The conceptual model as illustrated in figure 1 reveals a patient-centric care coordination system and how each team’s work product contributed to the delivery of timely and effective care along with corresponding funding. The transitional patients are all in an intense treatment program which includes both rehabilitation and medical populations. This team meets weekly and includes a physician and case manager from an insurer that has a large volume of patients as well as a nurse practitioner from a medical group. The meeting is organized by payor group or caseload to minimize the time for outsider participants. Volumes and time frames are provided for planning purposes.

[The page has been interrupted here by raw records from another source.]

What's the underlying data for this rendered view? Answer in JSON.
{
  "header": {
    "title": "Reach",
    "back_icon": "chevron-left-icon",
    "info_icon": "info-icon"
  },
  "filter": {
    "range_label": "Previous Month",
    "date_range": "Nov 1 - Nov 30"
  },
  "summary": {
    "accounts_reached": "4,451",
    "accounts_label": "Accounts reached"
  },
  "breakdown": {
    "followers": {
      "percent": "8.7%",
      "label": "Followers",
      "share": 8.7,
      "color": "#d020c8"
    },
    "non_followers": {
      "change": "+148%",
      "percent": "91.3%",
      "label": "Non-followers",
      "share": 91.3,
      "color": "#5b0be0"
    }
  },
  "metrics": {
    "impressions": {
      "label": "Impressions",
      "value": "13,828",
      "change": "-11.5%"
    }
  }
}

The patients with changes in condition or treatments which could be a result of improvements or decline as well as those requiring discharge are reviewed weekly at the therapy and case management meeting illustrated in figure 2. Its focus is on treatment goals and capturing appropriate reimbursement. The patients reviewed are by exception rather than caseload to maximize productivity. Long-term residents are reviewed in the quarterly care plan meeting. This is where restorative programs are discussed and whether any residents can benefit from more intense treatment in therapy or medical programs.

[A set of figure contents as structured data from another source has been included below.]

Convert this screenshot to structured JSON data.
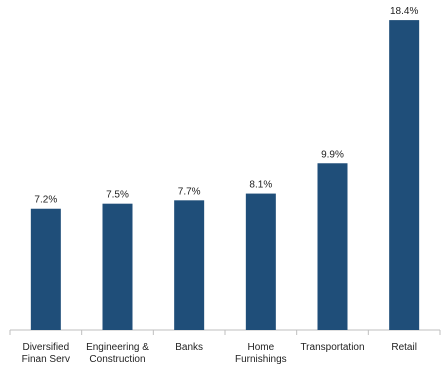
{
  "chart_data": {
    "type": "bar",
    "categories": [
      [
        "Diversified",
        "Finan Serv"
      ],
      [
        "Engineering &",
        "Construction"
      ],
      [
        "Banks"
      ],
      [
        "Home",
        "Furnishings"
      ],
      [
        "Transportation"
      ],
      [
        "Retail"
      ]
    ],
    "values": [
      7.2,
      7.5,
      7.7,
      8.1,
      9.9,
      18.4
    ],
    "data_labels": [
      "7.2%",
      "7.5%",
      "7.7%",
      "8.1%",
      "9.9%",
      "18.4%"
    ],
    "title": "",
    "xlabel": "",
    "ylabel": "",
    "ylim": [
      0,
      19.0
    ],
    "grid": false,
    "bar_color": "#1f4e79"
  }
}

All of these meetings are at the core of the organization’s ability to effectively manage and coordinate care and services, which enables the organization to capture the maximum available reimbursement regardless of payer source. Success of this model is dependent on the team’s ability to work collaboratively and share the pertinent information on each patient. All members must be prepared and understand the key pieces of information that their peers need to meet patients’ care goals and enable the organization’s ability to support the RUG scores or insurance levels and bill appropriately. In light of the financial pressure from Medicare cuts and competitive pressure to capture market share, organizations must demonstrate their ability to hit care and financial targets to remain profitable. These are accomplished within a management system that delivers breakthrough performance improvements.